Giving agents a real computer
Our next iteration was to let the document agent work on a real computer, more like a coding agent on files than tool calls over a database — coding is a general ability of an LLM, not a specialty feature. Coding to an LLM is what a pair of deft hands is to a person; it's just an advanced form of file editing. Modern LLMs reach for pandoc to convert a Word document into something they can more easily read, unpack a .docx's underlying data to access an embedded image, and they absolutely want Python on hand to pull numbers from the third sheet of an Excel report at a moment's notice. We gave agents a Linux environment in the cloud, with a useful toolchain pre-installed, and mounted users' documents from cloud object storage into that filesystem (often via FUSE; AWS has since packaged the pattern as S3 Files). Once the LLM has Bash and those mounts, the bottleneck shifted to review.

Wrong until merge
Combined with good document skills (such as Anthropic's), this solved the capability problem. But the AI isn't me. When I look at the changes an LLM proposes to a document, more often than not I'll disagree: they are usually on point but almost never exactly what I would have written. Conventional wisdom is to gate write-capable tools behind human approval, but once the human is confirming individual tool calls, the promise of autonomy is gone.
Coding agents already show us where this ends: power users eventually switch to the dangerously-skip-permissions camp for the benefit of full autonomy. Not that developers are reckless, but because the agent is working inside a git branch where bad changes can be identified and thrown away. Document agents need the same kind of layer underneath, not another “review changes as you go and make sure they're correct”. The AI is allowed to be wrong until a human merges. When the agent edits /workspace/Report.docx, it should not touch the user's canonical Report.docx — only a candidate revision to review.
For coding agents, this is easy: source code is plaintext, and an LLM reads and produces patches directly. Documents are different. A .docx is a zipped XML database LLMs can't directly read, while LLM-friendly views are derived — parsed markdown, semantic-search chunks, extracted tables and figures. When Report.docx becomes a new revision, those views must recompute from the staged copy while the committed revision stays visible to everyone else. Nothing off the shelf did this, so we built a patch chain like git commits — one per agent turn, replayable on the committed source of truth — with parsed artifacts and vector indices keyed by content hash so staged and committed derived state don't clobber each other.

What we need now is GitHub
While software engineers complain that traditional git infrastructure like GitHub isn't keeping up with the volume of LLM-produced code and warrants a rethink, the world of document-heavy general knowledge work, on the other hand, hasn't even gotten its GitHub yet.
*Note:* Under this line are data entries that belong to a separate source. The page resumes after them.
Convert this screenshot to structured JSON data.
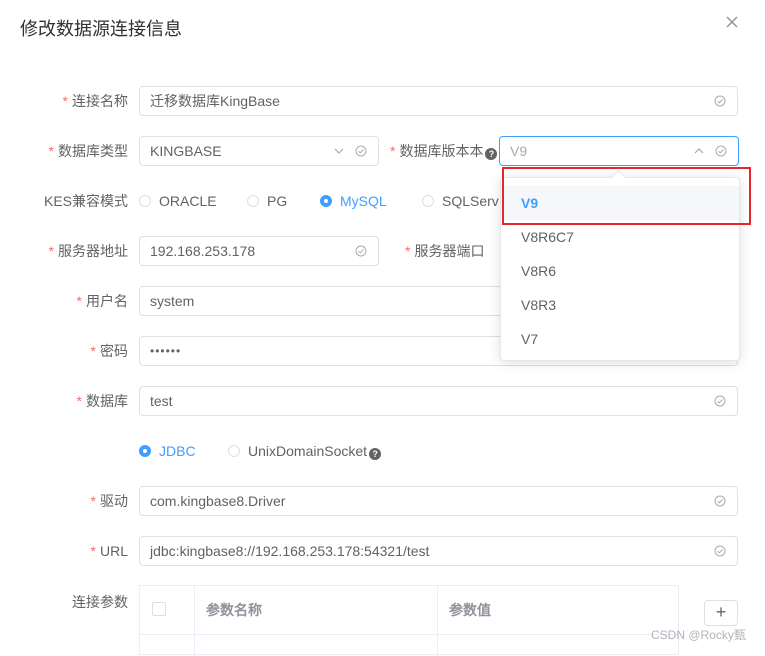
{
  "dialog": {
    "title": "修改数据源连接信息"
  },
  "form": {
    "conn_name": {
      "label": "连接名称",
      "value": "迁移数据库KingBase"
    },
    "db_type": {
      "label": "数据库类型",
      "value": "KINGBASE"
    },
    "db_version": {
      "label": "数据库版本本",
      "placeholder": "V9",
      "help": "?"
    },
    "kes_mode": {
      "label": "KES兼容模式",
      "options": [
        "ORACLE",
        "PG",
        "MySQL",
        "SQLServ"
      ],
      "selected": "MySQL"
    },
    "server_addr": {
      "label": "服务器地址",
      "value": "192.168.253.178"
    },
    "server_port": {
      "label": "服务器端口"
    },
    "username": {
      "label": "用户名",
      "value": "system"
    },
    "password": {
      "label": "密码",
      "value": "••••••"
    },
    "database": {
      "label": "数据库",
      "value": "test"
    },
    "conn_mode": {
      "options": [
        "JDBC",
        "UnixDomainSocket"
      ],
      "selected": "JDBC",
      "help": "?"
    },
    "driver": {
      "label": "驱动",
      "value": "com.kingbase8.Driver"
    },
    "url": {
      "label": "URL",
      "value": "jdbc:kingbase8://192.168.253.178:54321/test"
    },
    "params": {
      "label": "连接参数",
      "col_name": "参数名称",
      "col_value": "参数值",
      "add": "+"
    }
  },
  "version_dropdown": {
    "options": [
      "V9",
      "V8R6C7",
      "V8R6",
      "V8R3",
      "V7"
    ],
    "selected": "V9"
  },
  "watermark": "CSDN @Rocky甄",
  "colors": {
    "accent": "#409eff",
    "required": "#f56c6c",
    "highlight": "#e0282e"
  }
}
That shows up fast when several agents touch the same deck — Report_v10.docx, then Report_v10_agent.docx, then a redline PDF in the cloud workspace.
It's tempting to look at adoption of AI in knowledge work and think the bottleneck is plumbing, where more tools, more integrations, eventually a complete-enough toolbelt that the agent can do a human's work as a 1:1 replacement. Once the agent already has a real machine, the obvious investment is better document skills and tighter integrations. But what teams still need underneath is what git gave code. That is what we ended up building, similar to GitHub, a refactor of how high-stakes document work is packaged, represented, and wired into a CI system for semantic review.
This is the future we're betting on, and we are curious to learn what you think.